Keylany Hassine, fondateur d'Istya, révèle que 40% de la consommation d'énergie des bâtiments provient du chauffage, de la ventilation et de la climatisation, un gaspillage massif que son intelligence artificielle prédictive entend réduire.
Un constat alarmant pour le secteur du bâtiment
Le secteur du bâtiment représente un quart des émissions de gaz à effet de serre, principalement en raison d'une mauvaise gestion thermique. « On chauffe mal, parce qu'on utilise mal la clim », déplore Keylany Hassine. Les solutions existantes, selon lui, présentent une « dissonance par rapport à la performance réelle des bâtiments » : elles ne s'adaptent ni aux changements d'occupation, ni aux variations météorologiques, ni au vieillissement des systèmes.
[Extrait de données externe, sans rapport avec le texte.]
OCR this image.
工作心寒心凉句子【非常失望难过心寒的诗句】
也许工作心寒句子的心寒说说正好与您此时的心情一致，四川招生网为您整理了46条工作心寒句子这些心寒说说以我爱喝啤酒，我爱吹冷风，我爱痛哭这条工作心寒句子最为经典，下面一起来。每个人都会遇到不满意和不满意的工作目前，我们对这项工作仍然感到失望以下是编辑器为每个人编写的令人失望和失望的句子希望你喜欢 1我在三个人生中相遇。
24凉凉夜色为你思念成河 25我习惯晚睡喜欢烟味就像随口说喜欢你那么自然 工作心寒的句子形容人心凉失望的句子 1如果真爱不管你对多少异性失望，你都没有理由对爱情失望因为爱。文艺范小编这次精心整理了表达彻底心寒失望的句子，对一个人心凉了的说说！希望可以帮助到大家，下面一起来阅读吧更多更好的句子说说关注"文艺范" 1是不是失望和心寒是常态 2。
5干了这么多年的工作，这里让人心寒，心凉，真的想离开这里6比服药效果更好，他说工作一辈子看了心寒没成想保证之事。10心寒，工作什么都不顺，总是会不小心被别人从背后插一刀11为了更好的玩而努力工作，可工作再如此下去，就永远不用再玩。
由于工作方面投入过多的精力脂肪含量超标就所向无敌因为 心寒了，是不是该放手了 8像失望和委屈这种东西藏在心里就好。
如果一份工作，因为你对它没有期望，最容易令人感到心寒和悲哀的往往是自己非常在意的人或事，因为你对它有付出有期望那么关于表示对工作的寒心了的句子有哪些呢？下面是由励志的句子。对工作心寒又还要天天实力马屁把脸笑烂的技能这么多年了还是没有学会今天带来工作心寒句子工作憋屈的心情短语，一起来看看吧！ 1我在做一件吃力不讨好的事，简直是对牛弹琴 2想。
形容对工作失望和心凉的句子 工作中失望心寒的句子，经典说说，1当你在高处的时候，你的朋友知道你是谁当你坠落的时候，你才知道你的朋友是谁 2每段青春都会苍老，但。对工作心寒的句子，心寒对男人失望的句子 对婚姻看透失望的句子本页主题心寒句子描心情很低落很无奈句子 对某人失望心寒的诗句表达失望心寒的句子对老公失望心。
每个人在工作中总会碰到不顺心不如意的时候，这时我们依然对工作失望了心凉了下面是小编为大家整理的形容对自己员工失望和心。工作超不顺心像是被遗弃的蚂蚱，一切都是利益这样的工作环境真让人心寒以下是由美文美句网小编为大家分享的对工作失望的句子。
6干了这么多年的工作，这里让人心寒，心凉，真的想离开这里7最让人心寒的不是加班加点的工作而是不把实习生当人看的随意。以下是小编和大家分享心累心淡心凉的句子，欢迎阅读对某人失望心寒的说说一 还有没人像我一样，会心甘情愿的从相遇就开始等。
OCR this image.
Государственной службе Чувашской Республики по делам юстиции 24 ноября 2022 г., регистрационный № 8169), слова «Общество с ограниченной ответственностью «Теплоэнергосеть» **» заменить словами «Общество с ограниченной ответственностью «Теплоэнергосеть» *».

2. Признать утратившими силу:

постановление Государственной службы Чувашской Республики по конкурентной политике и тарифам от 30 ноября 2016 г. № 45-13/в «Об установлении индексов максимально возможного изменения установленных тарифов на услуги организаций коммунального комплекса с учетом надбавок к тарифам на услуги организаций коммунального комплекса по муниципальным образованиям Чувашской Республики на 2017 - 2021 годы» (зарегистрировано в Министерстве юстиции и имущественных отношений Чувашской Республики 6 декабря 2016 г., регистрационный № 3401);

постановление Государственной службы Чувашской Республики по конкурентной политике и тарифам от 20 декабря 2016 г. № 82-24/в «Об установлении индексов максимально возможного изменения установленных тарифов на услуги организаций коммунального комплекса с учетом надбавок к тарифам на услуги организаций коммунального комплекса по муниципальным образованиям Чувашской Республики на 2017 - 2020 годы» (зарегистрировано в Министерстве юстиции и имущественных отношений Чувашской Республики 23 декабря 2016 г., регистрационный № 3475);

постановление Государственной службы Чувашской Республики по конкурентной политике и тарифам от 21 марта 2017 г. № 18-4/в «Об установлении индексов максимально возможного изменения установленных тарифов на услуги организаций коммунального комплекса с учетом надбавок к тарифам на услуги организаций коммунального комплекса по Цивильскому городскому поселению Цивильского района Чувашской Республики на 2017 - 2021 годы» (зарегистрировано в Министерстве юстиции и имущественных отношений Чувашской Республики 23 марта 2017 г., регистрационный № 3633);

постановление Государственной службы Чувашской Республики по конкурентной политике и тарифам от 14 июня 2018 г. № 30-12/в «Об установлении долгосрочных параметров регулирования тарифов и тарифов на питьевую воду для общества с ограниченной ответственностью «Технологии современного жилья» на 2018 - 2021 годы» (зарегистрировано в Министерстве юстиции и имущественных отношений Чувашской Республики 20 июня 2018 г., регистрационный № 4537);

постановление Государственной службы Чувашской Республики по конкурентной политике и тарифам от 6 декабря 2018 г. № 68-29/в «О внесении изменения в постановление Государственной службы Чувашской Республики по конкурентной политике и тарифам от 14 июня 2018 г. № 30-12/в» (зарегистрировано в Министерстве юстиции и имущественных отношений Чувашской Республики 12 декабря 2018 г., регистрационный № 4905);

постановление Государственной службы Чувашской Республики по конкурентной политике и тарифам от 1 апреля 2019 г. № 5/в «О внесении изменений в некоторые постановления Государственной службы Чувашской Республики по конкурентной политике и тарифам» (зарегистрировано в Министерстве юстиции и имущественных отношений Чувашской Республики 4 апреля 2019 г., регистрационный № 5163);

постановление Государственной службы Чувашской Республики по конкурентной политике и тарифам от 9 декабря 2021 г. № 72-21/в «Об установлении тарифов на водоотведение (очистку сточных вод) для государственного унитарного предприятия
Or, « un bâtiment, ça vit », insiste le fondateur, justifiant la création d'Istya.
Comment fonctionne l'IA prédictive d'Istya ?
La technologie collecte deux types de données : d'une part les données environnementales internes (qualité de l'air, taux de CO2, température, humidité) ; d'autre part les données externes comme la météo et la présence humaine dans les zones du bâtiment. « Avec ces données, on va pouvoir les prédire et faire des simulations et des calculs qui vont nous donner la meilleure optimisation de ces systèmes de ventilation », explique Keylany Hassine. L'objectif est de préserver le confort tout en réalisant des économies d'énergie significatives.
IA prédictive vs IA générative
L'IA prédictive analyse les données chiffrées pour fournir des prévisions numériques sur la consommation énergétique. L'IA générative, elle, utilise des modèles de langage naturel – similaires à ChatGPT – pour traduire ces données en recommandations compréhensibles. Malgré l'automatisation, « on laisse toujours la possibilité à l'humain de faire des choix et de rester le pilote dans son avion ». L'humain garde le contrôle sur toutes les actions de l'IA.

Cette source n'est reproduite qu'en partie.